Police are considering the ethics of AI, too

As policing technology advances, there's an urgent need for ethical guidelines.
Computer generated "predictive policing," zones at the Los Angeles Police Department Unified Command Post (UCP) in Los Angeles. (AP Photo/Damian Dovarganes)

Technology is shaping law enforcement at a rapid rate. While many of these tools can offer more efficient ways to carry out police work, they also have their limitations. 

The technology behind these tools is evolving quickly and has a somewhat unproven track record. That's especially the case with data-driven approaches that use AI for crime forecasting and predictive policing, which involves using past crime data to try and predict future crimes.

Beyond the technological concerns of using AI in law enforcement, there are also ethical concerns. 

Ryan Prox is the Senior Constable in Charge of the Crime Analytics Advisory & Development Unit at the Vancouver Police Department, as well as an adjunct professor in the School of Criminology at Simon Fraser University. He also speaks all over the world, and he recently gave a talk at an AI conference in Dubai called "The Internet of Ethics: Developing an Industry Code of Conduct to Manage the Evolution of AI".

Prox spoke to Spark host Nora Young:


Nora Young: As artificial intelligence has continued to evolve so quickly in law enforcement, what ethical considerations does that raise as far as you see it? 

Ryan Prox: Significant ones. New Orleans police use Palantir as one of their predictive policing technologies. That same engine and that same technology was part and parcel of the Cambridge Analytica fiasco that happened with Facebook, and Palantir was the engine that was driving that data mining. It just kind of reinforces how the ethical considerations are very front and centre, especially for the general public. 

Ethical considerations on the policing side, to sum it up, it's 'garbage in garbage out'. You have bad data ingestion and you have a lot of bad data, you have very bad forecasts and very bad AI interpretations of that. So a lot of that comes down to practices. 

The Stop LA Spying Coalition are looking at how the police are collecting their data, [because] that data then subsequently gets fed into their databases and forms their big data repositories, which then redirects resources. So if you have a team of officers that are racially or prejudicially biased in how they engage, and they are predisposed to go into certain neighborhoods or engage with certain members of the public that are Black or Hispanic, they'll skew the information that they're collecting. 

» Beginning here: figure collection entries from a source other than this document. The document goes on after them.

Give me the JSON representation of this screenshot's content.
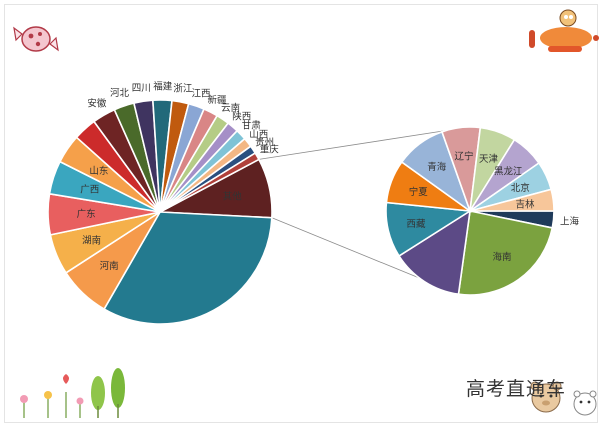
{
  "chart_data": {
    "type": "bar-of-pie",
    "title": "",
    "main_pie": {
      "slices": [
        {
          "label": "其他",
          "value": 8.2,
          "color": "#5e2121",
          "inside": true
        },
        {
          "label": "",
          "value": 31.0,
          "color": "#237a8f",
          "inside": true
        },
        {
          "label": "河南",
          "value": 7.2,
          "color": "#f59a4b",
          "inside": true
        },
        {
          "label": "湖南",
          "value": 5.6,
          "color": "#f5b04a",
          "inside": true
        },
        {
          "label": "广东",
          "value": 5.6,
          "color": "#e85f5f",
          "inside": true
        },
        {
          "label": "广西",
          "value": 4.6,
          "color": "#3aa6bf",
          "inside": true
        },
        {
          "label": "山东",
          "value": 4.0,
          "color": "#f5a04a",
          "inside": true
        },
        {
          "label": "",
          "value": 3.2,
          "color": "#cc2b2b",
          "inside": true
        },
        {
          "label": "安徽",
          "value": 3.2,
          "color": "#6e2424",
          "inside": false
        },
        {
          "label": "河北",
          "value": 2.8,
          "color": "#4a6a2a",
          "inside": false
        },
        {
          "label": "四川",
          "value": 2.6,
          "color": "#3f3460",
          "inside": false
        },
        {
          "label": "福建",
          "value": 2.6,
          "color": "#22697a",
          "inside": false
        },
        {
          "label": "浙江",
          "value": 2.3,
          "color": "#c05a0e",
          "inside": false
        },
        {
          "label": "江西",
          "value": 2.2,
          "color": "#8aa6d4",
          "inside": false
        },
        {
          "label": "新疆",
          "value": 2.0,
          "color": "#d98686",
          "inside": false
        },
        {
          "label": "云南",
          "value": 1.8,
          "color": "#b5cc86",
          "inside": false
        },
        {
          "label": "陕西",
          "value": 1.6,
          "color": "#a58fc7",
          "inside": false
        },
        {
          "label": "甘肃",
          "value": 1.5,
          "color": "#7fc3d6",
          "inside": false
        },
        {
          "label": "山西",
          "value": 1.3,
          "color": "#f3b784",
          "inside": false
        },
        {
          "label": "贵州",
          "value": 1.1,
          "color": "#2a4f7f",
          "inside": false
        },
        {
          "label": "重庆",
          "value": 1.0,
          "color": "#b0403a",
          "inside": false
        }
      ]
    },
    "secondary_pie": {
      "slices": [
        {
          "label": "上海",
          "value": 3.5,
          "color": "#1f3a5a",
          "inside": false
        },
        {
          "label": "海南",
          "value": 26.0,
          "color": "#7ba23f",
          "inside": true
        },
        {
          "label": "",
          "value": 15.0,
          "color": "#5c4a86",
          "inside": true
        },
        {
          "label": "西藏",
          "value": 11.5,
          "color": "#2e8aa0",
          "inside": true
        },
        {
          "label": "宁夏",
          "value": 9.0,
          "color": "#ef7d12",
          "inside": true
        },
        {
          "label": "青海",
          "value": 10.5,
          "color": "#98b4d8",
          "inside": true
        },
        {
          "label": "辽宁",
          "value": 8.0,
          "color": "#d99a9a",
          "inside": true
        },
        {
          "label": "天津",
          "value": 7.5,
          "color": "#c2d6a0",
          "inside": true
        },
        {
          "label": "黑龙江",
          "value": 7.0,
          "color": "#b4a4cf",
          "inside": true
        },
        {
          "label": "北京",
          "value": 6.0,
          "color": "#9dd1e2",
          "inside": true
        },
        {
          "label": "吉林",
          "value": 4.5,
          "color": "#f7c69a",
          "inside": true
        }
      ]
    },
    "legend": "none"
  },
  "watermark": "高考直通车"
}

The AI is agnostic in terms that doesn't have any ethical considerations because it's devoid of that capacity. But if that information at the front end is being ingested in, that then skews the outcome, that's where you get the bias issues in it. And there are some vendors that will promote and say 'well we have ways of vetting through and ensuring bias-free analysis' and quite honestly I think that's a fallacy.

What do you think are the ethical responsibilities for police departments regarding transparency and using some of these technologies?

Once you build your AI and you're doing your crime forecasting, most of it is built on retraining and a learning mechanism where the software re-evaluates what it's doing and tries to improve on its own programming language. In many cases it rewrites its own code. And after that's happened 20, 30, 100 times, it's almost impossible to deconstruct what the software is now weighting and what it's doing and how it's doing. So the transparency kind of goes out the window. So the best you can hope for is to look at outcomes, and you can still evaluate that and be very transparent in what the outcomes are.   

So do you think that there is scope for AI or some of these other data-driven technologies to be used in police services in Canada?

I think AI does hold the option of potentially getting greater efficiencies and being better at doing what we do. But it has to be implemented with a degree of caution, and with a retrospective lens of: as we move forward, what mechanisms do we have in place to guard against biases? Do we have quality control mechanisms at the front end? Is there supervision and oversight over how police officers are engaging with the public? And are we able to ensure that the data that we're ingesting? How is that being exercised? How is that being practiced and is there oversight over how that's being done? Are they following proper procedures when they do a street check or engage with the public? Are they doing it in a lawful manner? And are there any potential biases that are entering into the officers' engagement process? And if so, what mechanisms are in place to either catch that, address it, or if it's happening, fix it?